[OpenAFS-devel] .35 sec rx delay bug?

Niklas Edmundsson Niklas.Edmundsson@hpc2n.umu.se
Fri, 10 Nov 2006 13:31:19 +0100 (MET)


On Thu, 9 Nov 2006, Ken Hornstein wrote:

>> When we're at the subject of already tuned solutions: What
>> possibilities are there to combine this with the use of sendfile()?
>> Experiences from apache and other projects show that there are very
>> noticeable effects even when doing sendfile() on small chunks compared
>> to the classic read/write-approach.
>
> Well ... I am certainly willing to investigate it.  The problems I see are
> threefold:
>
> - You really want to make sure the header and bulk data end up in one
>  TCP frame.  If you utilize sendfile(), it isn't possible to guarantee
>  that because you'll have to do two seperate operations: one write() to
>  do the header data, then the sendfile() call to move the bulk data (right
>  now writev() is used so header data and bulk data get coalesced into one
>  TCP frame).  If you have a series of small TCP frames interspersed with
>  large frames, performance will go into the crapper.  The way reads are
>  done in RxTCP, it could work ... but I see from at least the Linux
>  sendfile() manpage that the reader cannot be a socket, so that takes that
>  off the table.  Apache has a much simpler problem; they're not trying
>  to have a virtualized multichannel stream protocol over TCP.

Yeah, sendfile() focuses on the sending-issue.

>  I see that Solaris has sendfilev(), and one of the items it can take is
>  a userspace buffer, so that could address the sending issue.  But
>  it's not clear to me that the Solaris sendfilev() avoids userspace
>  copies, since it's a library function and not a system call.

AIX sendfile can also do this.
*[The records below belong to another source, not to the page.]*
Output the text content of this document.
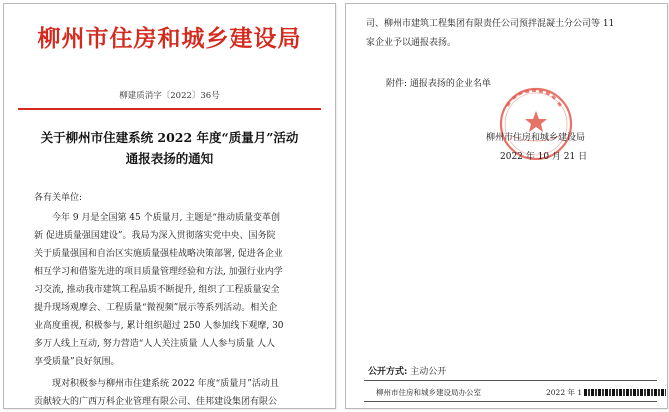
柳州市住房和城乡建设局
柳建质消字〔2022〕36号
关于柳州市住建系统 2022 年度“质量月”活动
通报表扬的通知
各有关单位:
今年 9 月是全国第 45 个质量月, 主题是“推动质量变革创
新 促进质量强国建设”。我局为深入贯彻落实党中央、国务院
关于质量强国和自治区实施质量强桂战略决策部署, 促进各企业
相互学习和借鉴先进的项目质量管理经验和方法, 加强行业内学
习交流, 推动我市建筑工程品质不断提升, 组织了工程质量安全
提升现场观摩会、工程质量“微视频”展示等系列活动。相关企
业高度重视, 积极参与, 累计组织超过 250 人参加线下观摩, 30
多万人线上互动, 努力营造“人人关注质量 人人参与质量 人人
享受质量”良好氛围。
现对积极参与柳州市住建系统 2022 年度“质量月”活动且
贡献较大的广西万科企业管理有限公司、佳邦建设集团有限公
司、柳州市建筑工程集团有限责任公司预拌混凝土分公司等 11
家企业予以通报表扬。
附件: 通报表扬的企业名单
柳州市住房和城乡建设局
2022 年 10 月 21 日
公开方式: 主动公开
柳州市住房和城乡建设局办公室	2022 年 1
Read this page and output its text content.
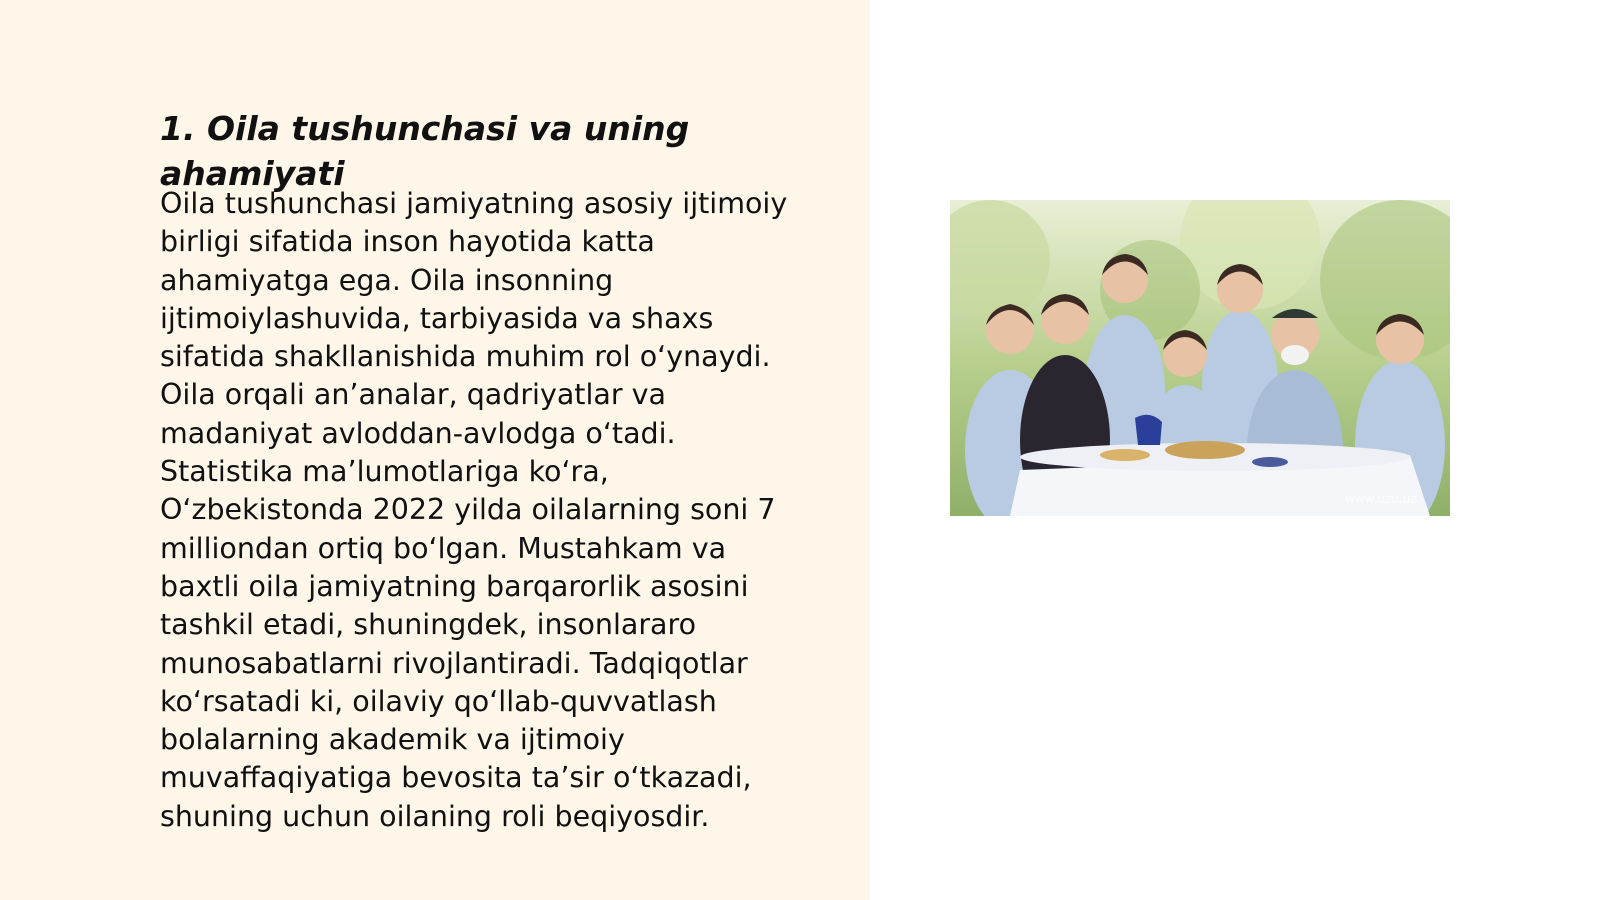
1. Oila tushunchasi va uning ahamiyati

Oila tushunchasi jamiyatning asosiy ijtimoiy
birligi sifatida inson hayotida katta
ahamiyatga ega. Oila insonning
ijtimoiylashuvida, tarbiyasida va shaxs
sifatida shakllanishida muhim rol oʻynaydi.
Oila orqali anʼanalar, qadriyatlar va
madaniyat avloddan-avlodga oʻtadi.
Statistika maʼlumotlariga koʻra,
Oʻzbekistonda 2022 yilda oilalarning soni 7
milliondan ortiq boʻlgan. Mustahkam va
baxtli oila jamiyatning barqarorlik asosini
tashkil etadi, shuningdek, insonlararo
munosabatlarni rivojlantiradi. Tadqiqotlar
koʻrsatadi ki, oilaviy qoʻllab-quvvatlash
bolalarning akademik va ijtimoiy
muvaffaqiyatiga bevosita taʼsir oʻtkazadi,
shuning uchun oilaning roli beqiyosdir.

www.uzu.uz
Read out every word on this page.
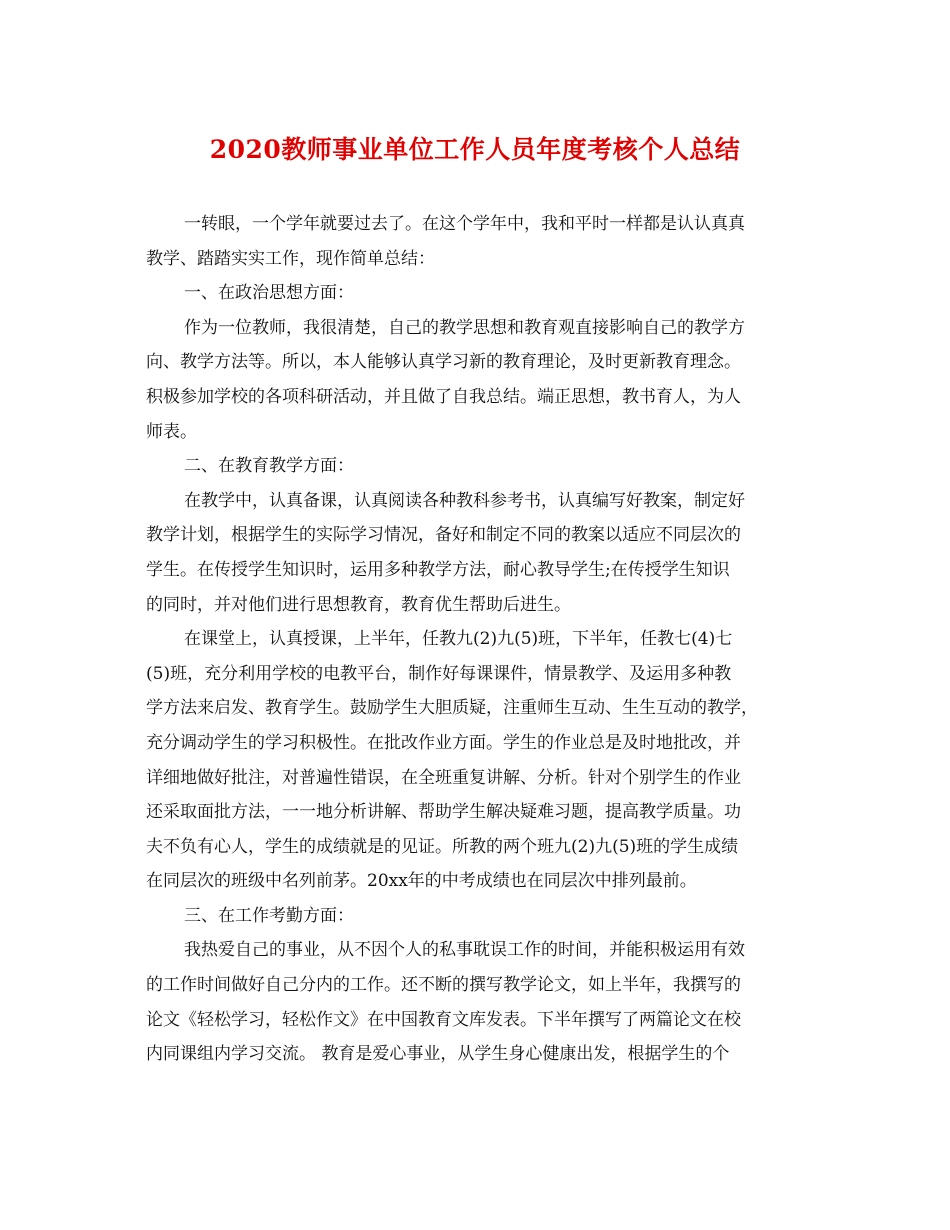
2020教师事业单位工作人员年度考核个人总结
一转眼，一个学年就要过去了。在这个学年中，我和平时一样都是认认真真
教学、踏踏实实工作，现作简单总结：
一、在政治思想方面：
作为一位教师，我很清楚，自己的教学思想和教育观直接影响自己的教学方
向、教学方法等。所以，本人能够认真学习新的教育理论，及时更新教育理念。
积极参加学校的各项科研活动，并且做了自我总结。端正思想，教书育人，为人
师表。
二、在教育教学方面：
在教学中，认真备课，认真阅读各种教科参考书，认真编写好教案，制定好
教学计划，根据学生的实际学习情况，备好和制定不同的教案以适应不同层次的
学生。在传授学生知识时，运用多种教学方法，耐心教导学生;在传授学生知识
的同时，并对他们进行思想教育，教育优生帮助后进生。
在课堂上，认真授课，上半年，任教九(2)九(5)班，下半年，任教七(4)七
(5)班，充分利用学校的电教平台，制作好每课课件，情景教学、及运用多种教
学方法来启发、教育学生。鼓励学生大胆质疑，注重师生互动、生生互动的教学，
充分调动学生的学习积极性。在批改作业方面。学生的作业总是及时地批改，并
详细地做好批注，对普遍性错误，在全班重复讲解、分析。针对个别学生的作业
还采取面批方法，一一地分析讲解、帮助学生解决疑难习题，提高教学质量。功
夫不负有心人，学生的成绩就是的见证。所教的两个班九(2)九(5)班的学生成绩
在同层次的班级中名列前茅。20xx年的中考成绩也在同层次中排列最前。
三、在工作考勤方面：
我热爱自己的事业，从不因个人的私事耽误工作的时间，并能积极运用有效
的工作时间做好自己分内的工作。还不断的撰写教学论文，如上半年，我撰写的
论文《轻松学习，轻松作文》在中国教育文库发表。下半年撰写了两篇论文在校
内同课组内学习交流。 教育是爱心事业，从学生身心健康出发，根据学生的个
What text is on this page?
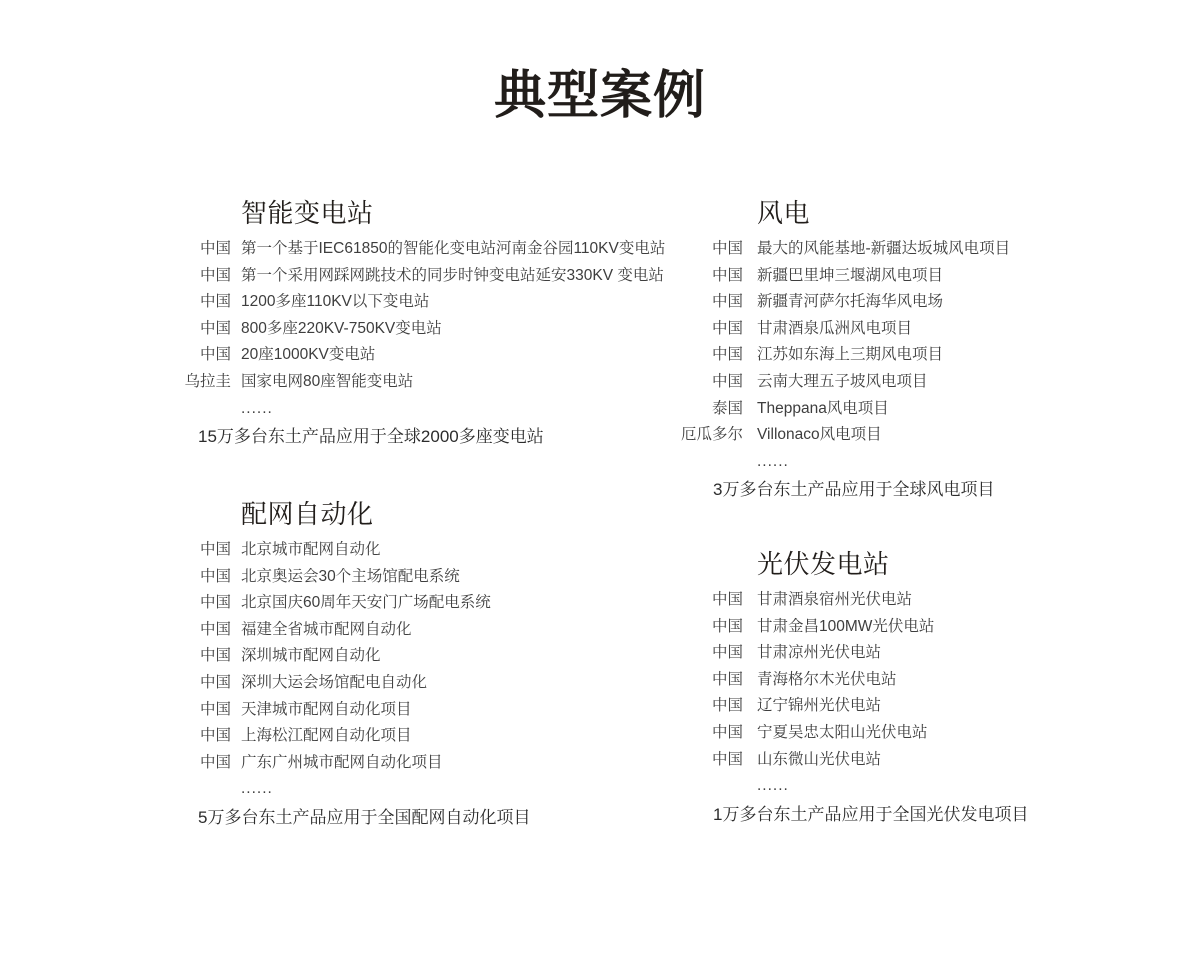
典型案例
智能变电站
中国 第一个基于IEC61850的智能化变电站河南金谷园110KV变电站
中国 第一个采用网踩网跳技术的同步时钟变电站延安330KV 变电站
中国 1200多座110KV以下变电站
中国 800多座220KV-750KV变电站
中国 20座1000KV变电站
乌拉圭 国家电网80座智能变电站
......
15万多台东土产品应用于全球2000多座变电站
配网自动化
中国 北京城市配网自动化
中国 北京奥运会30个主场馆配电系统
中国 北京国庆60周年天安门广场配电系统
中国 福建全省城市配网自动化
中国 深圳城市配网自动化
中国 深圳大运会场馆配电自动化
中国 天津城市配网自动化项目
中国 上海松江配网自动化项目
中国 广东广州城市配网自动化项目
......
5万多台东土产品应用于全国配网自动化项目
风电
中国 最大的风能基地-新疆达坂城风电项目
中国 新疆巴里坤三堰湖风电项目
中国 新疆青河萨尔托海华风电场
中国 甘肃酒泉瓜洲风电项目
中国 江苏如东海上三期风电项目
中国 云南大理五子坡风电项目
泰国 Theppana风电项目
厄瓜多尔 Villonaco风电项目
......
3万多台东土产品应用于全球风电项目
光伏发电站
中国 甘肃酒泉宿州光伏电站
中国 甘肃金昌100MW光伏电站
中国 甘肃凉州光伏电站
中国 青海格尔木光伏电站
中国 辽宁锦州光伏电站
中国 宁夏吴忠太阳山光伏电站
中国 山东微山光伏电站
......
1万多台东土产品应用于全国光伏发电项目
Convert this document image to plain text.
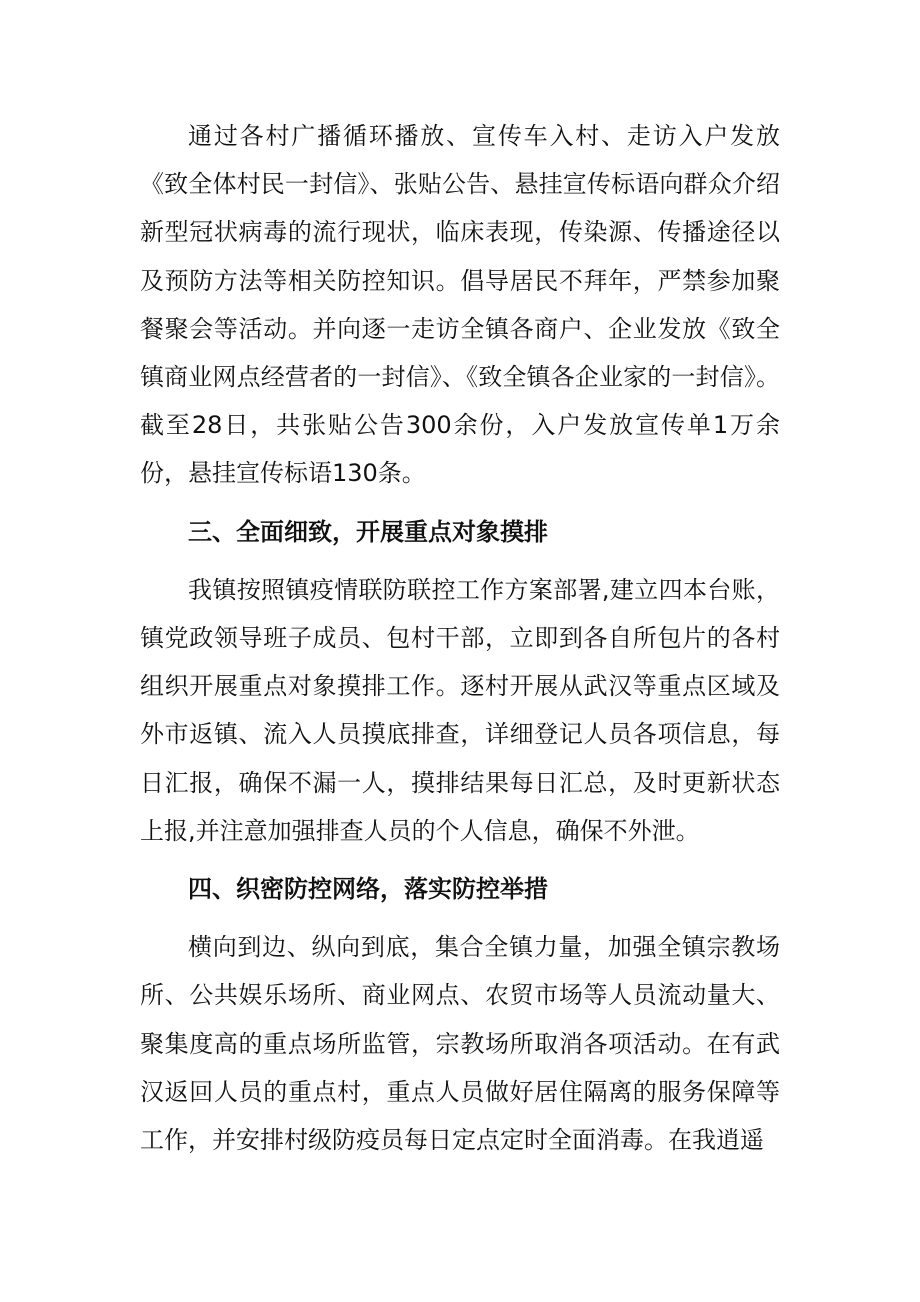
通过各村广播循环播放、宣传车入村、走访入户发放《致全体村民一封信》、张贴公告、悬挂宣传标语向群众介绍新型冠状病毒的流行现状，临床表现，传染源、传播途径以及预防方法等相关防控知识。倡导居民不拜年，严禁参加聚餐聚会等活动。并向逐一走访全镇各商户、企业发放《致全镇商业网点经营者的一封信》、《致全镇各企业家的一封信》。截至28日，共张贴公告300余份，入户发放宣传单1万余份，悬挂宣传标语130条。

三、全面细致，开展重点对象摸排

我镇按照镇疫情联防联控工作方案部署,建立四本台账，镇党政领导班子成员、包村干部，立即到各自所包片的各村组织开展重点对象摸排工作。逐村开展从武汉等重点区域及外市返镇、流入人员摸底排查，详细登记人员各项信息，每日汇报，确保不漏一人，摸排结果每日汇总，及时更新状态上报,并注意加强排查人员的个人信息，确保不外泄。

四、织密防控网络，落实防控举措

横向到边、纵向到底，集合全镇力量，加强全镇宗教场所、公共娱乐场所、商业网点、农贸市场等人员流动量大、聚集度高的重点场所监管，宗教场所取消各项活动。在有武汉返回人员的重点村，重点人员做好居住隔离的服务保障等工作，并安排村级防疫员每日定点定时全面消毒。在我逍遥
In the end I guess you'll want to do 
some sort of portability layer, or let the #ifdefs eat your code.

> - If you want to do a checksum of the bulk data, you need to read the
>  bulk data it into memory ... and you lose the benefit of sendfile().

Isn't the TCP checksumming enough? Anyhow, encryption would also have 
this effect.

In any case, I was just curious about it being possible at all. Modern 
servers shouldn't have any problems delivering gige-speed without 
sendfile given sane code, it will be very interesting to see what 
happens when 10gige gets common though. A wild guess is that we'll be 
limited by disk speed.

/Nikke
-- 
-=-=-=-=-=-=-=-=-=-=-=-=-=-=-=-=-=-=-=-=-=-=-=-=-=-=-=-=-=-=-=-=-=-=-=-=-=-
  Niklas Edmundsson, Admin @ {acc,hpc2n}.umu.se     |    nikke@hpc2n.umu.se
---------------------------------------------------------------------------
  "If the Apocalypse comes, beep me"- Buffy
=-=-=-=-=-=-=-=-=-=-=-=-=-=-=-=-=-=-=-=-=-=-=-=-=-=-=-=-=-=-=-=-=-=-=-=-=-=